Voelt u zich een loser omdat u tevreden bent met uw werk, niet meer en niet minder? Stop daarmee. Niet elke baan hoeft een roeping te zijn. Hoe werken voor brood op de plank veranderde in een permanente zoektocht naar passie.

Als ik op feestjes vertel wat voor werk ik doe, zijn de reacties meestal positief. “Journalist? Cool vak! Dat wilde ik vroeger ook ­worden.”

Tot vorige week. Toen werd ik omringd door enkele millennials die zich hardop afvroegen hoe het toch mogelijk was dat ik al zo lang hetzelfde deed. 25 jaar? Hola, moest ik niet eens iets anders gaan doen? De passie en glans waren er nu toch wel van af? Onderweg naar huis zag ik nog hun verbaasde blikken en hoorde hun uitspraken over ‘ultieme drive’ en ‘je hart volgen’. Tja, in dat licht zijn mijn werkdagen wellicht niet altijd hemelbestormend, maar als ik een fijn artikel heb getikt, maakt me dat nog altijd blij. Is dat niet genoeg?

Terwijl ik me in de dagen erna vergaap aan het duizelingwekkende trainingsaanbod om van je werk je ‘passie’ te maken, moet ik aan mijn vader denken. Hij was als ambitieuze twintiger in het familietransportbedrijf gestapt – op nadrukkelijk verzoek van zijn vader. Dat betekende zes lange dagen werken. Hij hielp met laden en lossen en was verantwoordelijk voor de planning; hij maakte de rijschema’s. Hij werkte, bracht geld in het laatje en was blij met zijn zondagse uitslaapochtend. De woorden ‘passie’ en ‘je hart volgen’ nam hij nooit in de mond.

Werken voor brood op de plank, dat doe je kennelijk niet meer. Een job van nu moet gelukkig maken, vervullend zijn. ‘Gewoon’ een beroep waarbij je het door de bank genomen prima naar je zin hebt, zonder al te veel pieken en dalen, is vragen om problemen: voor je het weet ben je een grijze muis. Of erger, een gestampte muis – met een flinke burn-out. Werkgelukgoeroes prediken: stop met die middelmatige baan, gooi het roer om en volg je hart. Vooral dat laatste is een hardnekkig mantra. Net als de uitspraak: succes is een keuze. Wanneer werd werk ineens ‘passie’?

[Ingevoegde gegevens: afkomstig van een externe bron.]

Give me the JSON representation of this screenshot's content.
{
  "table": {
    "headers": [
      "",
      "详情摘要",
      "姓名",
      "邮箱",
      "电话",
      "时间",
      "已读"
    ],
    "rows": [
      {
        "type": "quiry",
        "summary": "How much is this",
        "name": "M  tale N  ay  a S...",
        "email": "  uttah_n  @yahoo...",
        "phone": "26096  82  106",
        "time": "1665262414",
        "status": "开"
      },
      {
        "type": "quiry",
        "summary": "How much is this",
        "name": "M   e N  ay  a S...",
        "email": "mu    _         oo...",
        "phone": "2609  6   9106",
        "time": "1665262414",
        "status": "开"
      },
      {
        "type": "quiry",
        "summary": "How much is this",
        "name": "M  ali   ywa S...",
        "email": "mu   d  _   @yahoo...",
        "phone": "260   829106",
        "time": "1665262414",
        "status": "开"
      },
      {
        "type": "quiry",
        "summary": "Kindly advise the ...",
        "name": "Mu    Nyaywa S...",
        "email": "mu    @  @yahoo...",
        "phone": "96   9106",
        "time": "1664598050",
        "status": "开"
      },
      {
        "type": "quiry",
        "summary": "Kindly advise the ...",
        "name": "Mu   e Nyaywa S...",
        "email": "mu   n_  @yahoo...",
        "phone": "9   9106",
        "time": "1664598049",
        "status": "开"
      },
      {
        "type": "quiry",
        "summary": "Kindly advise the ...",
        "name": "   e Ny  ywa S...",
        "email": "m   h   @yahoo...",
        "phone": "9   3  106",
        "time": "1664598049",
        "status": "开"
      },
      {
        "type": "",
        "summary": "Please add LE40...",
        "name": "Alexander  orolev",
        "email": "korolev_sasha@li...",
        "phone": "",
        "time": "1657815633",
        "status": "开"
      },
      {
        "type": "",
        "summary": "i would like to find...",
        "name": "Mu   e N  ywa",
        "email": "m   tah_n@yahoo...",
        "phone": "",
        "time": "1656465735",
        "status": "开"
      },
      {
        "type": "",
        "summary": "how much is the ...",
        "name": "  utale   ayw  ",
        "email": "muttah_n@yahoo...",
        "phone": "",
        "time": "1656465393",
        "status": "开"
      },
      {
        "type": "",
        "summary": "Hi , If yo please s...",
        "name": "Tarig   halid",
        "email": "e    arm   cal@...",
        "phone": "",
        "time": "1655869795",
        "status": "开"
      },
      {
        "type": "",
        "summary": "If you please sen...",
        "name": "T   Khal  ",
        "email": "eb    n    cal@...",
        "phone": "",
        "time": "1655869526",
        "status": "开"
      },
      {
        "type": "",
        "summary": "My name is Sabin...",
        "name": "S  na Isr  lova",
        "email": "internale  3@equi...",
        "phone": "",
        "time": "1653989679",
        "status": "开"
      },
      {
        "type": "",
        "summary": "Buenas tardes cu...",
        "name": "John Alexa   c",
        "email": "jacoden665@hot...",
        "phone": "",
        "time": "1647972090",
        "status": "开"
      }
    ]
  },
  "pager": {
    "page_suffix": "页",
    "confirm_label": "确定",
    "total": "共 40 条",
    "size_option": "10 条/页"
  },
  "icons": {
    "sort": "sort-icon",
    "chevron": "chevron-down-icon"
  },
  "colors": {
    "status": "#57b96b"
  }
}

Bij de naoorlogse generatie van mijn vader paste het woord ‘droomjob’ niet. Wel gaf hij ons, zijn drie dochters, een dwingend carrière­advies: kies een beroep waar je gelukkig van wordt. Hij had vooral zijn vaders wens gevolgd, en daarvoor zijn geliefde vrije bestaan als wasmiddelenvertegenwoordiger opgegeven.

Jezelf als merk

Loopbaancoach Ciska Pittie, die al ruim twintig jaar werknemers begeleidt, zag tijdens haar carrière de kijk op arbeid veranderen. “Vroeger werkte je inderdaad om geld te verdienen. Je had geluk als je werk had dat bij je paste. Mensen hadden vaak een ‘psychologisch contract’ met hun werkgever; ze bleven er gerust hun hele leven werken.”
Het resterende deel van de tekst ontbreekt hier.